Zobacz również: „Upokorzył ludzi”. Stowarzyszenie „Godność” masakruje Tuska
Wygląda to podobnie do sytuacji, która miała miejsce w Polsce w odniesieniu do kwestii związanych z wymiarem sprawiedliwości. Na podstawie tego oświadczenia można się bowiem domyśleć, że we Francji sprawa zostanie skierowana do Rady Stanu (odpowiednika polskiego NSA) i Rady Konstytucyjnej (czyli Trybunału Konstytucyjnego) w celu stwierdzenia nieważności na terenie Francji wyroku TSUE dotyczącego czasu pracy wojskowych.
— Podejmując tę decyzję, TSUE wzgardził narodową suwerennością Francji w zakresie jej bezpieczeństwa i obrony jej żywotnych interesów. Przypisuje sobie prawo, którego nie posiada. Decyzją tą, kwestionuje konstytucyjną zasadę, która daje głowie francuskiego państwa władzę „swobodnego dysponowania siłami zbrojnymi” w celu zapewnienia niepodległości naszego kraju — przekazano.
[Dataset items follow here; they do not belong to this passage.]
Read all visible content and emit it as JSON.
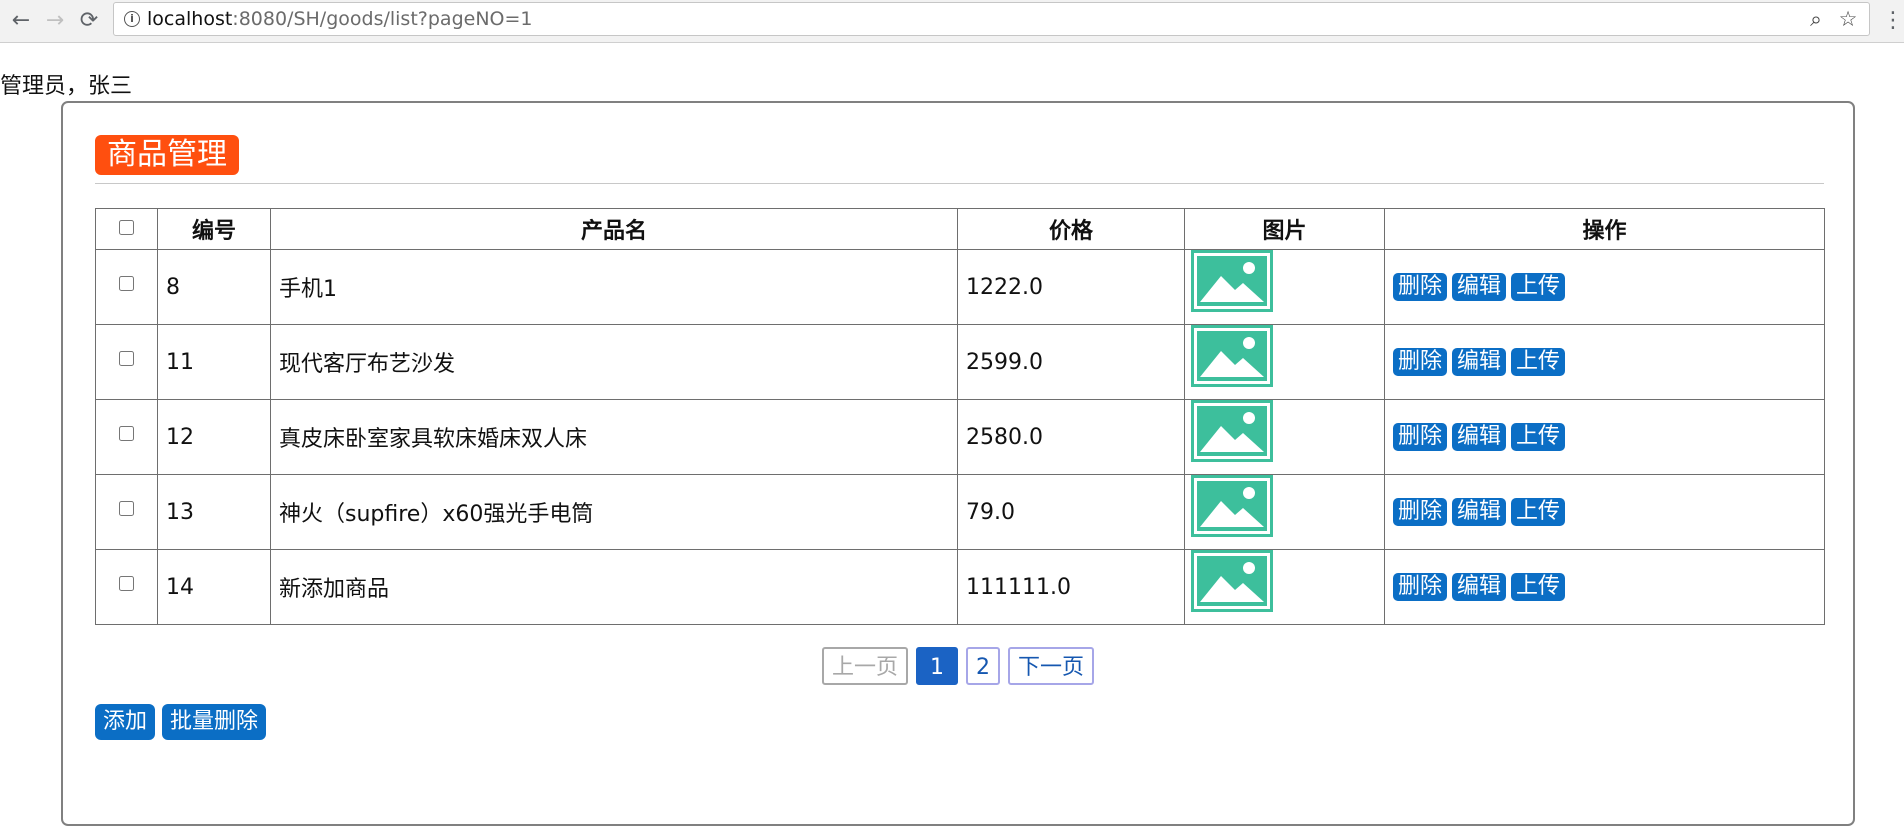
{
  "browser": {
    "url_host": "localhost",
    "url_rest": ":8080/SH/goods/list?pageNO=1",
    "back_glyph": "←",
    "forward_glyph": "→",
    "reload_glyph": "⟳",
    "info_glyph": "i",
    "zoom_glyph": "⌕",
    "star_glyph": "☆",
    "menu_glyph": "⋮"
  },
  "user": {
    "welcome": "管理员，张三"
  },
  "panel": {
    "title": "商品管理"
  },
  "table": {
    "headers": {
      "id": "编号",
      "name": "产品名",
      "price": "价格",
      "image": "图片",
      "actions": "操作"
    },
    "rows": [
      {
        "id": "8",
        "name": "手机1",
        "price": "1222.0"
      },
      {
        "id": "11",
        "name": "现代客厅布艺沙发",
        "price": "2599.0"
      },
      {
        "id": "12",
        "name": "真皮床卧室家具软床婚床双人床",
        "price": "2580.0"
      },
      {
        "id": "13",
        "name": "神火（supfire）x60强光手电筒",
        "price": "79.0"
      },
      {
        "id": "14",
        "name": "新添加商品",
        "price": "111111.0"
      }
    ],
    "row_actions": {
      "delete": "删除",
      "edit": "编辑",
      "upload": "上传"
    }
  },
  "pagination": {
    "prev": "上一页",
    "pages": [
      "1",
      "2"
    ],
    "current": "1",
    "next": "下一页"
  },
  "actions": {
    "add": "添加",
    "batch_delete": "批量删除"
  },
  "colors": {
    "title_badge": "#ff4f0f",
    "button_blue": "#0b6ec5",
    "active_page": "#1b63c4",
    "image_placeholder": "#3dbf9c"
  },
  "icons": {
    "image_placeholder": "image-placeholder-icon"
  }
}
Rodzą się skojarzenia, iż słuchamy przedstawicieli rządu polskiego lub członków jego większości parlamentarnej, gdy mówią o ingerencji TSUE w sprawy organizacji i funkcjonowania sądownictwa w ich kraju.
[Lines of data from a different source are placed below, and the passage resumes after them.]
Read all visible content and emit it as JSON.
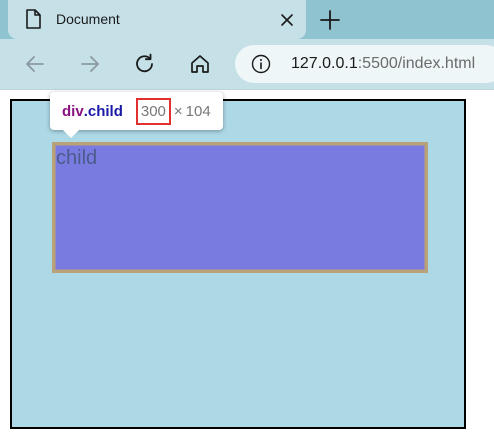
{
  "browser": {
    "tab": {
      "title": "Document",
      "icon": "document-icon"
    },
    "new_tab_icon": "plus-icon",
    "nav": {
      "back_icon": "arrow-left-icon",
      "forward_icon": "arrow-right-icon",
      "reload_icon": "reload-icon",
      "home_icon": "home-icon"
    },
    "address": {
      "host": "127.0.0.1",
      "port_path": ":5500/index.html",
      "info_icon": "info-icon"
    },
    "colors": {
      "tabstrip": "#8fc3cf",
      "toolbar": "#c5e1e7"
    }
  },
  "page": {
    "child_text": "child",
    "colors": {
      "parent_bg": "#add8e6",
      "parent_border": "#000000",
      "child_bg": "#7a7be0"
    }
  },
  "inspector": {
    "tag": "div",
    "class_name": ".child",
    "width": "300",
    "times": "×",
    "height": "104",
    "highlight_color": "#e03030"
  }
}
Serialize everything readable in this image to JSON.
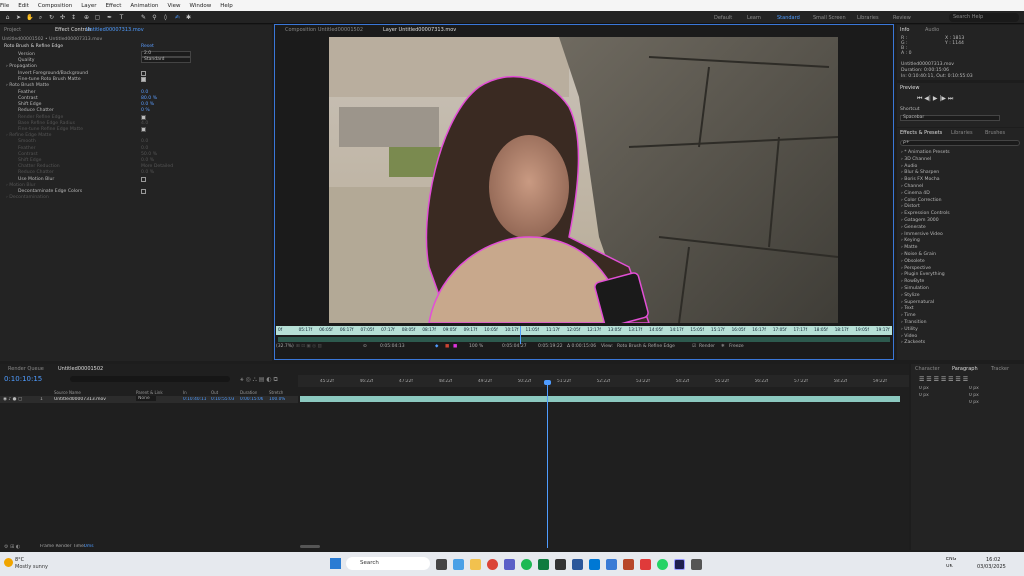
{
  "menu": [
    "File",
    "Edit",
    "Composition",
    "Layer",
    "Effect",
    "Animation",
    "View",
    "Window",
    "Help"
  ],
  "workspaces": [
    {
      "label": "Default",
      "active": false
    },
    {
      "label": "Learn",
      "active": false
    },
    {
      "label": "Standard",
      "active": true
    },
    {
      "label": "Small Screen",
      "active": false
    },
    {
      "label": "Libraries",
      "active": false
    },
    {
      "label": "Review",
      "active": false
    }
  ],
  "search_help": "Search Help",
  "project_tab": "Project",
  "effect_controls": {
    "tab": "Effect Controls",
    "tab_layer": "Untitled00007313.mov",
    "breadcrumb": "Untitled00001502 • Untitled00007313.mov",
    "effect_name": "Roto Brush & Refine Edge",
    "reset": "Reset",
    "rows": [
      {
        "label": "Version",
        "value": "2.0",
        "kind": "dropdown"
      },
      {
        "label": "Quality",
        "value": "Standard",
        "kind": "dropdown"
      },
      {
        "label": "Propagation",
        "value": "",
        "kind": "group"
      },
      {
        "label": "Invert Foreground/Background",
        "value": "",
        "kind": "checkbox",
        "checked": false
      },
      {
        "label": "Fine-tune Roto Brush Matte",
        "value": "",
        "kind": "checkbox",
        "checked": true
      },
      {
        "label": "Roto Brush Matte",
        "value": "",
        "kind": "group"
      },
      {
        "label": "Feather",
        "value": "0.0",
        "kind": "number"
      },
      {
        "label": "Contrast",
        "value": "80.0 %",
        "kind": "number"
      },
      {
        "label": "Shift Edge",
        "value": "0.0 %",
        "kind": "number"
      },
      {
        "label": "Reduce Chatter",
        "value": "0 %",
        "kind": "number"
      },
      {
        "label": "Render Refine Edge",
        "value": "",
        "kind": "checkbox-dim",
        "checked": true
      },
      {
        "label": "Base Refine Edge Radius",
        "value": "4.0",
        "kind": "number-dim"
      },
      {
        "label": "Fine-tune Refine Edge Matte",
        "value": "",
        "kind": "checkbox-dim",
        "checked": true
      },
      {
        "label": "Refine Edge Matte",
        "value": "",
        "kind": "group-dim"
      },
      {
        "label": "Smooth",
        "value": "0.0",
        "kind": "number-dim"
      },
      {
        "label": "Feather",
        "value": "0.0",
        "kind": "number-dim"
      },
      {
        "label": "Contrast",
        "value": "50.0 %",
        "kind": "number-dim"
      },
      {
        "label": "Shift Edge",
        "value": "0.0 %",
        "kind": "number-dim"
      },
      {
        "label": "Chatter Reduction",
        "value": "More Detailed",
        "kind": "number-dim"
      },
      {
        "label": "Reduce Chatter",
        "value": "0.0 %",
        "kind": "number-dim"
      },
      {
        "label": "Use Motion Blur",
        "value": "",
        "kind": "checkbox",
        "checked": false
      },
      {
        "label": "Motion Blur",
        "value": "",
        "kind": "group-dim"
      },
      {
        "label": "Decontaminate Edge Colors",
        "value": "",
        "kind": "checkbox",
        "checked": false
      },
      {
        "label": "Decontamination",
        "value": "",
        "kind": "group-dim"
      }
    ]
  },
  "viewer": {
    "comp_tab": "Composition  Untitled00001502",
    "layer_tab": "Layer  Untitled00007313.mov",
    "ruler_labels": [
      "0f",
      "05:17f",
      "06:05f",
      "06:17f",
      "07:05f",
      "07:17f",
      "08:05f",
      "08:17f",
      "09:05f",
      "09:17f",
      "10:05f",
      "10:17f",
      "11:05f",
      "11:17f",
      "12:05f",
      "12:17f",
      "13:05f",
      "13:17f",
      "14:05f",
      "14:17f",
      "15:05f",
      "15:17f",
      "16:05f",
      "16:17f",
      "17:05f",
      "17:17f",
      "18:05f",
      "18:17f",
      "19:05f",
      "19:17f"
    ],
    "controls": {
      "mag": "(32.7%)",
      "timecode": "0:05:04:13",
      "color_value": "100 %",
      "tc_in": "0:05:04:27",
      "tc_out": "0:05:19:22",
      "duration": "Δ 0:00:15:06",
      "view_label": "View:",
      "view_value": "Roto Brush & Refine Edge",
      "render_label": "Render",
      "freeze_label": "Freeze"
    }
  },
  "info_panel": {
    "tab": "Info",
    "audio_tab": "Audio",
    "x": "X : 1813",
    "y": "Y : 1144",
    "r": "R :",
    "g": "G :",
    "b": "B :",
    "a": "A : 0",
    "file": "Untitled00007313.mov",
    "duration": "Duration: 0:00:15:06",
    "inout": "In: 0:10:40:11, Out: 0:10:55:03"
  },
  "preview_panel": {
    "title": "Preview",
    "shortcut_label": "Shortcut",
    "shortcut_value": "Spacebar"
  },
  "effects_presets": {
    "tab": "Effects & Presets",
    "libraries_tab": "Libraries",
    "brushes_tab": "Brushes",
    "search_placeholder": "ρ+",
    "items": [
      "* Animation Presets",
      "3D Channel",
      "Audio",
      "Blur & Sharpen",
      "Boris FX Mocha",
      "Channel",
      "Cinema 4D",
      "Color Correction",
      "Distort",
      "Expression Controls",
      "Gatagem 3000",
      "Generate",
      "Immersive Video",
      "Keying",
      "Matte",
      "Noise & Grain",
      "Obsolete",
      "Perspective",
      "Plugin Everything",
      "RowByte",
      "Simulation",
      "Stylize",
      "Supernatural",
      "Text",
      "Time",
      "Transition",
      "Utility",
      "Video",
      "Zackeets"
    ]
  },
  "character_panel": {
    "character_tab": "Character",
    "paragraph_tab": "Paragraph",
    "tracker_tab": "Tracker",
    "values": [
      "0 px",
      "0 px",
      "0 px",
      "0 px",
      "0 px"
    ]
  },
  "timeline": {
    "render_queue_tab": "Render Queue",
    "comp_tab": "Untitled00001502",
    "current_time": "0:10:10:15",
    "columns": {
      "source": "Source Name",
      "parent": "Parent & Link",
      "in": "In",
      "out": "Out",
      "duration": "Duration",
      "stretch": "Stretch"
    },
    "layer": {
      "index": "1",
      "name": "Untitled00007313.mov",
      "parent": "None",
      "in": "0:10:40:11",
      "out": "0:10:55:03",
      "duration": "0:00:15:06",
      "stretch": "100.0%"
    },
    "ruler_labels": [
      "45:22f",
      "46:22f",
      "47:22f",
      "48:22f",
      "49:22f",
      "50:22f",
      "51:22f",
      "52:22f",
      "53:22f",
      "54:22f",
      "55:22f",
      "56:22f",
      "57:22f",
      "58:22f",
      "59:22f"
    ],
    "frame_render_label": "Frame Render Time:",
    "frame_render_value": "0ms"
  },
  "taskbar": {
    "weather_temp": "8°C",
    "weather_desc": "Mostly sunny",
    "search": "Search",
    "lang": "ENG",
    "region": "UK",
    "time": "16:02",
    "date": "03/03/2025"
  },
  "colors": {
    "accent": "#4f9cff",
    "panel": "#232323",
    "viewer_border": "#3a77d8",
    "ruler": "#b6e0d6",
    "timeline_bar": "#8cc9c0"
  }
}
W te same tony uderza Édouard Philippe, poprzedni premier rządu prezydenta Macrona, na łamach dziennika le Monde:
— Jestem zaciekłym pro Europejczykiem. Wszystko w moim politycznym zaangażowaniu i intelektualnym pokrewieństwie świadczy o moim przywiązaniu do europejskiego projektu. Tym niemniej ta decyzja najwyższego europejskiego organu sądowego jest co do zasady sprzeczna z najbardziej podstawowymi interesami narodowymi. Dotyka samego serca suwerenności i bezpieczeństwa Francji. Jest nie do zaakceptowania — wspomniał.
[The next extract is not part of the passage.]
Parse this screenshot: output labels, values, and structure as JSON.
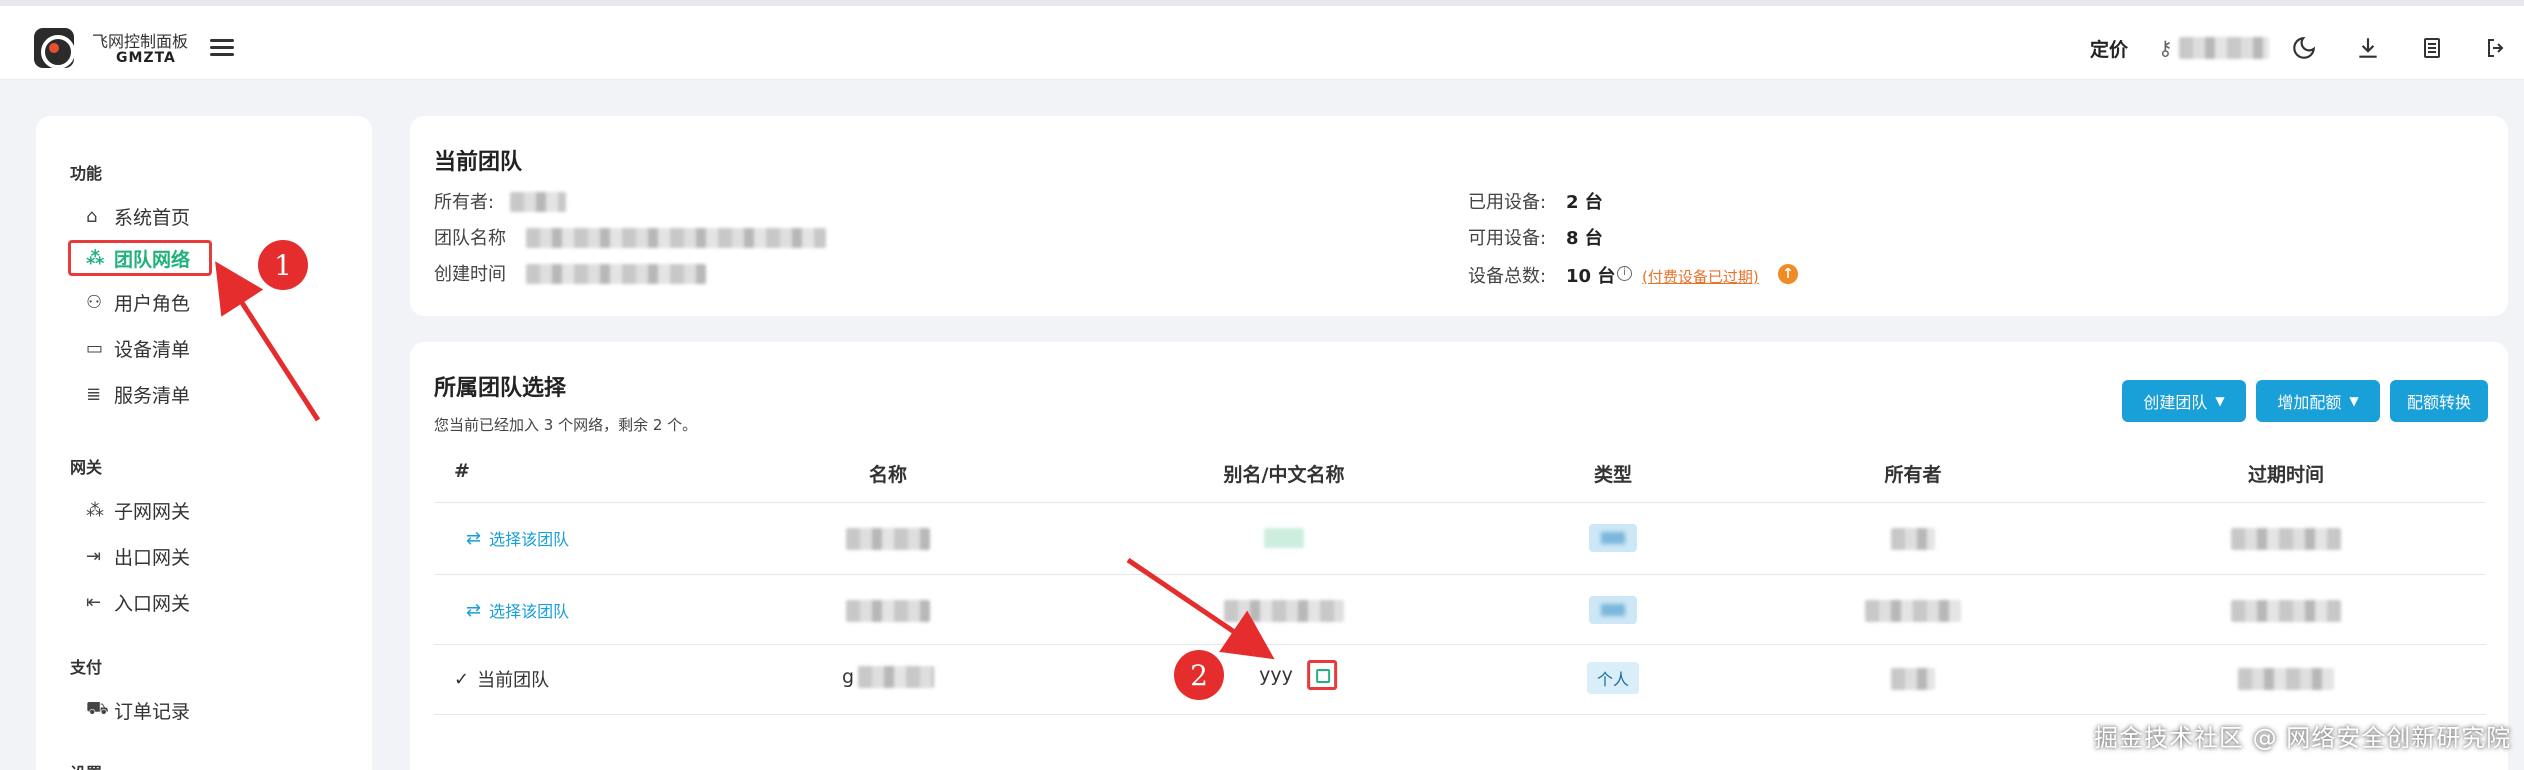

Zobacz również: Patryk Jaki: Nie zgadzam się na dyktaturę Komisji Europejskiej. Konflikt TSUE/KE – Polska wciąż żywy
Trzeba przyznać, że Francja jako płatnik budżetu europejskiego znajduje się w dużo lepszej sytuacji niż Polska, aby opierać się ewentualnym groźbom wstrzymania wypłat z funduszy. Jeśli zaś chodzi o Polskę, mając w pamięci cofnięcie się premiera Mateusza Morawieckiego w Radzie Europejskiej w grudniu ubiegłego roku w batalii dotyczącej jakże istotnej kwestii „mechanizmu praworządności”, bardzo prawdopodobne jest to, że partia Jarosława Kaczyńskiego zdecyduje w trybie pilnym o zreformowaniu Sądu Najwyższego w taki sposób, aby spełnić wymogi orzeczenia TSUE z 15 lipca.
W każdym razie warto obserwować, czy Komisja Europejska wystosuje wobec Francji takie samo ultimatum jak wobec Polski.